2.Het onderzoek ter terechtzittingHet onderzoek is gehouden ter openbare terechtzitting van 28 februari 2022. Daarbij zijn gehoord:

- de officier van justitie mr. G. Alagahgi;
- de veroordeelde bijgestaan door zijn raadsman, mr. J.J.J.L. Maalsté, advocaat te Utrecht;
- mevrouw M. Dijkstra, reclasseringswerker.
De zaak is gelijktijdig behandeld met een nieuwe strafzaak tegen veroordeelde met parketnummer 16/260150-21. Bij die zaak is ook een vordering tenuitvoerlegging aanhangig gemaakt in verband met de onderhavige zaak wegens overtreding van de algemene voorwaarden.

3.De rapportage en de toelichting daarop

In de terugmelding van 16 november 2021 wordt weergegeven dat veroordeelde zich niet houdt aan de bijzondere voorwaarden.

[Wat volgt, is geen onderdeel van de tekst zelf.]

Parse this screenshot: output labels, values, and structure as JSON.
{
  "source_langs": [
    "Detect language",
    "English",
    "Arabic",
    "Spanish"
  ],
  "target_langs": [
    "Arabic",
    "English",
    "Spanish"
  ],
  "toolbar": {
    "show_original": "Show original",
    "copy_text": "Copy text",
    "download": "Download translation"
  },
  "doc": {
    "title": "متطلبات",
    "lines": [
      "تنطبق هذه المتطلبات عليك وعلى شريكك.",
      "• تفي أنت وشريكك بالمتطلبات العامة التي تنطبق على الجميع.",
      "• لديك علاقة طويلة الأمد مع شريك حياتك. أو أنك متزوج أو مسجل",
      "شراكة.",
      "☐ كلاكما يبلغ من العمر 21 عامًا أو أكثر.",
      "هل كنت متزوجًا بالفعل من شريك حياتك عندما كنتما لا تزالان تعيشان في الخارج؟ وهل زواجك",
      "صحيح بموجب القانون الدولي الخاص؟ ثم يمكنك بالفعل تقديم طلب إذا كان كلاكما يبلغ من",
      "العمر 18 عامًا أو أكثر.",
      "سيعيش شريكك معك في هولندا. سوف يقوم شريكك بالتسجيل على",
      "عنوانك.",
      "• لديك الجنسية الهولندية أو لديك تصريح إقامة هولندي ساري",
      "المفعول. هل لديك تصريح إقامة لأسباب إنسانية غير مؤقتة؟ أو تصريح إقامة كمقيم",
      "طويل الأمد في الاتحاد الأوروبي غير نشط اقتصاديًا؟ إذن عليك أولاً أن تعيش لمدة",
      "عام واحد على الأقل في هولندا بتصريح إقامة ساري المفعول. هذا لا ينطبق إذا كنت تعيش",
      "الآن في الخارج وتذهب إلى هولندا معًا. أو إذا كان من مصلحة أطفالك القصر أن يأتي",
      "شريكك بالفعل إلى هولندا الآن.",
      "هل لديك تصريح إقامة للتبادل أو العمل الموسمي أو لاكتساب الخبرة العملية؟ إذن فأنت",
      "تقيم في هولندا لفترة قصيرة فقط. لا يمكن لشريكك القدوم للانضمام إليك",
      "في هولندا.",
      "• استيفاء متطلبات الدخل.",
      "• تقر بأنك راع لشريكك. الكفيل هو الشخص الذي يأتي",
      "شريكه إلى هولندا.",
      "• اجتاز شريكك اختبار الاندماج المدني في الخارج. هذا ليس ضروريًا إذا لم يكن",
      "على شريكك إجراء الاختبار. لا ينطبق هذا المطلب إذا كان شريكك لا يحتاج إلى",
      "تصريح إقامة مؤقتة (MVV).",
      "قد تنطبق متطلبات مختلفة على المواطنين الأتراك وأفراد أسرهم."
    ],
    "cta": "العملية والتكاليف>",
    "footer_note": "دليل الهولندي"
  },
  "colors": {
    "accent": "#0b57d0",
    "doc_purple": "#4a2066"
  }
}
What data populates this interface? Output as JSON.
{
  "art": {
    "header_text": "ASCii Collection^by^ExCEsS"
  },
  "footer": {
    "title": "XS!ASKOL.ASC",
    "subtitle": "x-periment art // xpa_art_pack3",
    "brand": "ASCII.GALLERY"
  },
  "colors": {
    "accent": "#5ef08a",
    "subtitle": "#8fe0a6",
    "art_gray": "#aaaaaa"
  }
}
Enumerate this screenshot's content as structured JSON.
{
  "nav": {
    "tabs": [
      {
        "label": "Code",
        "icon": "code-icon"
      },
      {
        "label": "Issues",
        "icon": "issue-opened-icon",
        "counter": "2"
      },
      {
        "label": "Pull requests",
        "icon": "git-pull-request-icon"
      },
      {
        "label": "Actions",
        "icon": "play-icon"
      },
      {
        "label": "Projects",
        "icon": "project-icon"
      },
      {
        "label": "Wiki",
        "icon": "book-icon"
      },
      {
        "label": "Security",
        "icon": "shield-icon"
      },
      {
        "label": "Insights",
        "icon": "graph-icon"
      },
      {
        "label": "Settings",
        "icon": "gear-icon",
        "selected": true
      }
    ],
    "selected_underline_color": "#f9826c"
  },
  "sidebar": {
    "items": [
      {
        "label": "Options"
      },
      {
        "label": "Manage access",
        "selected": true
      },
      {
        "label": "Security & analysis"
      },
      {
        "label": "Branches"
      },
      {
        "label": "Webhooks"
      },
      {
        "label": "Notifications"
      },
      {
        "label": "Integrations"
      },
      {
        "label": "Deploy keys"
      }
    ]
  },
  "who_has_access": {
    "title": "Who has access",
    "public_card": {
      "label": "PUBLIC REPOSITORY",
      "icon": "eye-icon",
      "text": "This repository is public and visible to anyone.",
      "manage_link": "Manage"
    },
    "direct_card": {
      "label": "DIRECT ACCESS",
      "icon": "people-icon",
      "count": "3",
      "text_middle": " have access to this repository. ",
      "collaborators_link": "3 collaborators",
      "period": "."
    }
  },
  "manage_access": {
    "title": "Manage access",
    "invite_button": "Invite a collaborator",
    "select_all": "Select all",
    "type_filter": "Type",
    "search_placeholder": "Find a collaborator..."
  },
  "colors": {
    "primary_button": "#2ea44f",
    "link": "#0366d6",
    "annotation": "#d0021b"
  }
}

Hij werkt nauwelijks mee aan hulpverlening en stelt zich niet open op. Ook is hij gestopt met school en is hij verwijderd van zijn stage.

4.De standpunten

4.1
Het standpunt van de officier van justitie
De officier van justitie heeft ter terechtzitting gevorderd om van de vordering tot tenuitvoerlegging toe te wijzen 30 dagen en deze om te zetten in een taakstraf van 60 uren. Daarnaast heeft zij gevorderd om de proeftijd met een jaar te verlengen en de begeleiding van de jeugdreclassering te wijzigen naar Reclassering Nederland.
4.2
Het standpunt van de verdediging
De raadsman kan zich vinden in de vordering van de officier van justitie.

5.Het oordeel van de rechtbank

De rechtbank overweegt dat uit het rapport en het verhandelde ter terechtzitting is gebleken dat veroordeelde de aan hem opgelegde bijzondere voorwaarden heeft overtreden.
De rechtbank zal, gelet op het gewezen vonnis in de zaak met parketnummer 16/260150-21, waarbij de voorwaardelijke straf ten uitvoer is gelegd wegens het overtreden van de algemene voorwaarde geen nieuwe strafbare feiten te plegen, de vordering van de officier van justitie afwijzen.

6.De beslissing

De rechtbank:
- wijst de vordering af.
Deze beslissing is genomen door mr. G. Schnitzler, voorzitter, mrs. A.A.T. Werner en G. Konings, rechters, in tegenwoordigheid van mr. M. Neijenhuis, als griffier en uitgesproken ter openbare terechtzitting van 14 maart 2022.
Mr. Konings is buiten staat deze beslissing mede te ondertekenen.